Sudan Archives
The singer, violinist, and beatmaker known as Sudan Archives has swiftly joined the ranks of R&B innovators such as FKA twigs, Solange, and SZA, says The New York Times, through an extraordinary combination of “instinct, happenstance, discipline, and research”—not to mention being “a solo phenomenon online and onstage.”
After a group of fiddlers visited her fourth-grade class in Cincinnati, Brittney Denise Parks went home and asked for a violin. With a preternatural ear for picking up melodies from the radio and the help of her church choir, she spent the next few years teaching herself to play. Then came YouTube. From her bedroom, Parks began to scour the platform for videos of the one-string fiddle players of West Africa and much more.

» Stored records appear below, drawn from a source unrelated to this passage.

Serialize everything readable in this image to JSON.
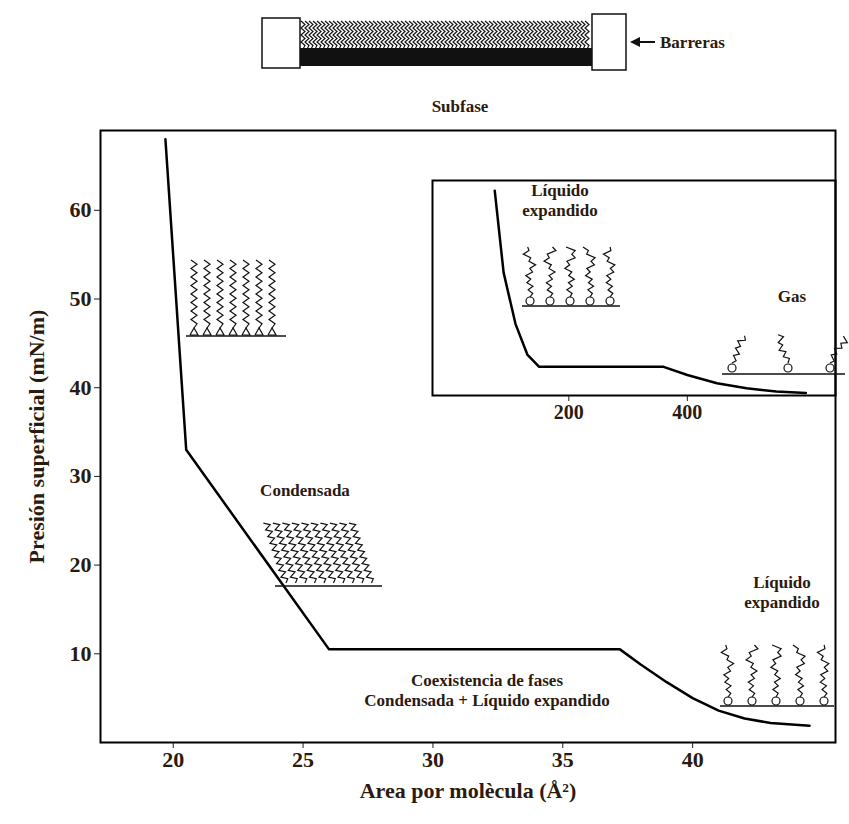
{
  "chart_data": [
    {
      "type": "line",
      "x_label": "Area por molècula (Å²)",
      "y_label": "Presión superficial (mN/m)",
      "x": [
        19.7,
        20.5,
        26,
        37.2,
        38,
        39,
        40,
        41,
        42,
        43,
        44.5
      ],
      "values": [
        68,
        33,
        10.5,
        10.5,
        8.8,
        6.8,
        5.0,
        3.6,
        2.7,
        2.2,
        1.9
      ],
      "color": "#000000",
      "xlim": [
        17.2,
        45.5
      ],
      "ylim": [
        0,
        69
      ],
      "xticks": [
        20,
        25,
        30,
        35,
        40
      ],
      "yticks": [
        10,
        20,
        30,
        40,
        50,
        60
      ],
      "grid": false,
      "annotations": [
        "Condensada",
        "Coexistencia de fases\nCondensada + Líquido expandido",
        "Líquido\nexpandido"
      ]
    },
    {
      "type": "line",
      "x": [
        75,
        90,
        110,
        130,
        150,
        360,
        400,
        450,
        500,
        550,
        600
      ],
      "values": [
        100,
        60,
        35,
        20,
        14,
        14,
        10,
        6,
        3.5,
        2,
        1.2
      ],
      "color": "#000000",
      "xlim": [
        -30,
        650
      ],
      "ylim": [
        0,
        105
      ],
      "xticks": [
        200,
        400
      ],
      "grid": false,
      "tick_labels": "x",
      "annotations": [
        "Líquido\nexpandido",
        "Gas"
      ]
    }
  ],
  "diagram": {
    "barrier_label": "Barreras",
    "subphase_label": "Subfase"
  }
}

She discovered the Czech violinist Iva Bittová and the Estonian violinist Maarja Nuut, the Canadian worldbeat band Barrage and the Cameroonian electronic composer Francis Bebey.

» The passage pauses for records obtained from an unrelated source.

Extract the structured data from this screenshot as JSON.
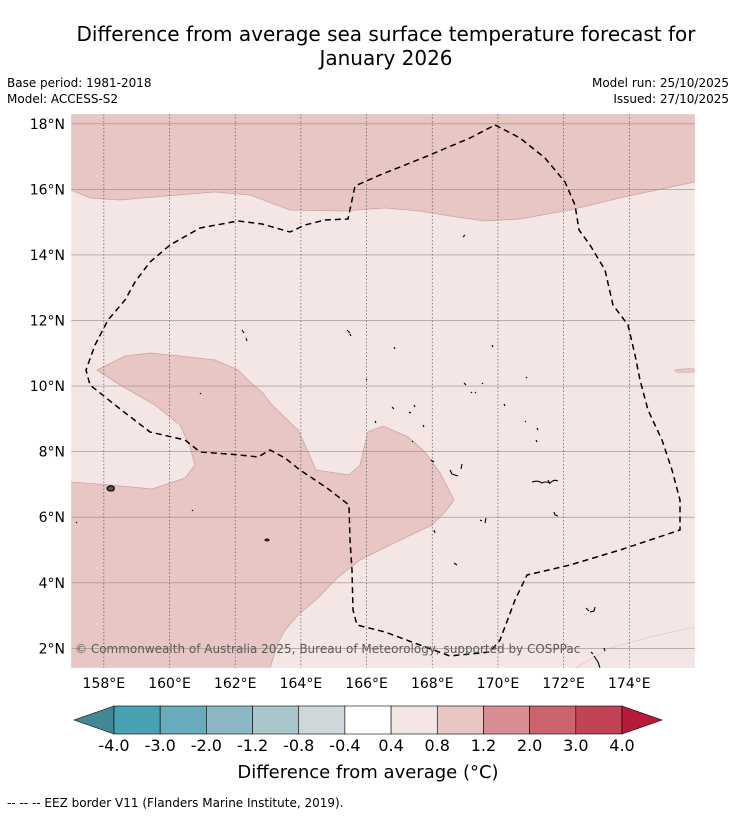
{
  "title_line1": "Difference from average sea surface temperature forecast for",
  "title_line2": "January 2026",
  "base_period": "Base period: 1981-2018",
  "model": "Model: ACCESS-S2",
  "model_run": "Model run: 25/10/2025",
  "issued": "Issued: 27/10/2025",
  "copyright": "© Commonwealth of Australia 2025, Bureau of Meteorology, supported by COSPPac",
  "colorbar_label": "Difference from average (°C)",
  "footer_note": "--  --  -- EEZ border V11 (Flanders Marine Institute, 2019).",
  "map": {
    "lat_ticks": [
      "18°N",
      "16°N",
      "14°N",
      "12°N",
      "10°N",
      "8°N",
      "6°N",
      "4°N",
      "2°N"
    ],
    "lon_ticks": [
      "158°E",
      "160°E",
      "162°E",
      "164°E",
      "166°E",
      "168°E",
      "170°E",
      "172°E",
      "174°E"
    ],
    "lat_values": [
      18,
      16,
      14,
      12,
      10,
      8,
      6,
      4,
      2
    ],
    "lon_values": [
      158,
      160,
      162,
      164,
      166,
      168,
      170,
      172,
      174
    ],
    "lon_range": [
      157,
      176
    ],
    "lat_range": [
      1.4,
      18.3
    ],
    "regions": [
      {
        "class": "0.8 to 1.2",
        "color": "#e8c6c3",
        "location": "north of ~15.5°N"
      },
      {
        "class": "0.8 to 1.2",
        "color": "#e8c6c3",
        "location": "southwest, west of ~168°E below ~10°N"
      },
      {
        "class": "0.4 to 0.8",
        "color": "#f4e6e5",
        "location": "remaining ocean"
      }
    ]
  },
  "colorbar": {
    "tick_labels": [
      "-4.0",
      "-3.0",
      "-2.0",
      "-1.2",
      "-0.8",
      "-0.4",
      "0.4",
      "0.8",
      "1.2",
      "2.0",
      "3.0",
      "4.0"
    ],
    "colors": [
      "#418a95",
      "#48a1b2",
      "#68abbd",
      "#8bb8c4",
      "#a8c6cb",
      "#ced8da",
      "#ffffff",
      "#f4e6e5",
      "#e8c6c3",
      "#d88c94",
      "#ca6570",
      "#c14356",
      "#b71b3b"
    ]
  }
}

With a digital looping station, she spun her violin and voice into airy hip-hop beats in which all these newfound influences swirled. Sink, a critical breakout from 2018, was followed the next year by Athena, where she developed a full-fledged pop sound that clad classically proportioned songs in inventive, bespoke settings. Pitchfork praised it for its “impressive depth of field. The bass scoops lower, the grooves get deeper and funkier, and the layers of her violin parts give the illusion of a full orchestra.” It came with the imprimatur of Stones Throw Records and expanded the heady hip-hop bastion’s already capacious borders.